The tuition impact report reveals that students who enrolled in 30 credit hours at the state’s research institutions – Oklahoma State University and the University of Oklahoma – pay an average of $5,053 in tuition and mandatory fees, compared to $5,707 at peer institutions. OU and OSU continue to be ranked at the bottom of the Big 12 for undergraduate resident tuition and mandatory fees.

Students enrolled at the state’s regional universities pay an average of $3,457 for resident undergraduate tuition and mandatory fees compared to $4,128 in other states. The widest gap is in the community college tier where Oklahoma students pay an average of $2,249 for 30 credit hours compared to $3,168 at peer institutions.
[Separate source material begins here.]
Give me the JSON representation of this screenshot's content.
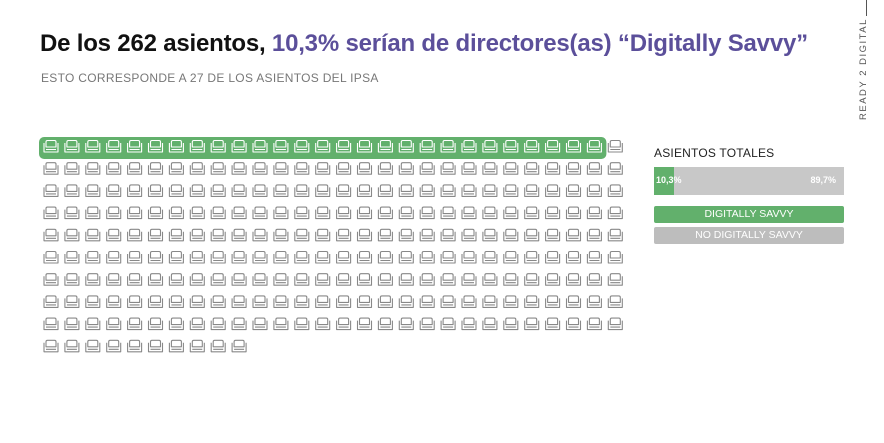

Tuition and mandatory fee increases for the 2006-07 year, which amount to about $12 a month for a full-time resident student, have had a minimal impact on students’ ability to pay for college, according to the report. Higher education officials believe a major reason for the low impact was higher education’s record $1.019 billion appropriation for FY2007. The record amount allowed institutions to keep tuition increases at a minimum, averaging only 5.2 percent.

Institutions have increased the amount of financial aid available to students to help offset the 5.2 percent tuition and mandatory fee increase. Resident tuition waivers increased this year throughout the state system by $4.4 million, or 12.3 percent. Institutions have also implemented other strategies to help students and their families, including creating or expanding tuition scholarship programs for low- to middle-income students, providing additional funds for on-campus jobs and providing alternative payment options throughout the year.
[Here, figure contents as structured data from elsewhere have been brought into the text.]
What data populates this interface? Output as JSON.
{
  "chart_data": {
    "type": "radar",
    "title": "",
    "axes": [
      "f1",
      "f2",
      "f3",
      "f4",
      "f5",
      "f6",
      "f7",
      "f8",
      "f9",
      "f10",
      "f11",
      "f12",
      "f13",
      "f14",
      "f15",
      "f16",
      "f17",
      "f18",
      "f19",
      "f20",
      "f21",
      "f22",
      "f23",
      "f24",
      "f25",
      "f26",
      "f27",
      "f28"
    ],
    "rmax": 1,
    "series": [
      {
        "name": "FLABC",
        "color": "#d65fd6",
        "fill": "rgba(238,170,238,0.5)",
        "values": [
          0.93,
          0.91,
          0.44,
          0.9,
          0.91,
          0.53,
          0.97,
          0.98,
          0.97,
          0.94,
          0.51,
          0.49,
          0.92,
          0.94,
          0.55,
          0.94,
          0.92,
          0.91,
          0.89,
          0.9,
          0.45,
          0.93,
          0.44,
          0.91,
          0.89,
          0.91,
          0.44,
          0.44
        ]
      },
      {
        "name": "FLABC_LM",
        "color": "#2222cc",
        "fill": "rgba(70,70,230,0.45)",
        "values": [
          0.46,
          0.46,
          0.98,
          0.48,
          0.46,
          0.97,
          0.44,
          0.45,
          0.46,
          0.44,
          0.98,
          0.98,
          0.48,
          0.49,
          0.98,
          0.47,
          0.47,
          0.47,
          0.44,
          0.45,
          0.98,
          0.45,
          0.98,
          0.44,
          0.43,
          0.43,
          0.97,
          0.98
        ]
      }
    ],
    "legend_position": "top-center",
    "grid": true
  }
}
The State Regents have increased funding to the Oklahoma Tuition Aid Grant (OTAG) program to help cover increased college costs and have allocated $2.5 million in funding this year for concurrent enrollment waivers to encourage high school seniors to attend college. And as long as funding is available for the Oklahoma’s Promise-OHLAP scholarship program, eligible students in the program will have the tuition portion of any increase covered.

This year’s tuition and mandatory fee increases have also had little impact on enrollment, the report states. Enrollments have increased significantly during the past few years, despite tuition increases during the same time frame. This fall’s preliminary enrollment figures are relatively flat, however, and should remain so for the near future. Officials cite an improved state economy and smaller high school classes rather than recent tuition increases as possible reasons for the flat enrollment numbers.

The report also revealed that institutions communicated potential tuition and mandatory fee increases to the students in a variety of ways. Most of the students understood the reasons for the increases and accepted them as necessary to ensure the quality of instruction. In addition, institutions continued their commitment to provide cost-effective and cost-efficient operations.

“The State Regents and our state system institutions are committed to engaging in efforts that address accessibility, affordability and accountability so that our students will be prepared for the global marketplace,” State Regents’ Chairman John Massey said. “In addition, we look forward to future dialogues with legislative leaders and the governor’s office to ensure Oklahoma’s higher education options remain some of the most competitive in the nation.”

In 2003, legislators granted colleges and universities tuition- and fee-setting authority within prescribed limits, requiring the State Regents to annually provide them with a detailed report on how the state system is complying with certain provisions set forth in the law.

The State Regents will present this year’s findings to Gov. Brad Henry and state lawmakers in early 2007.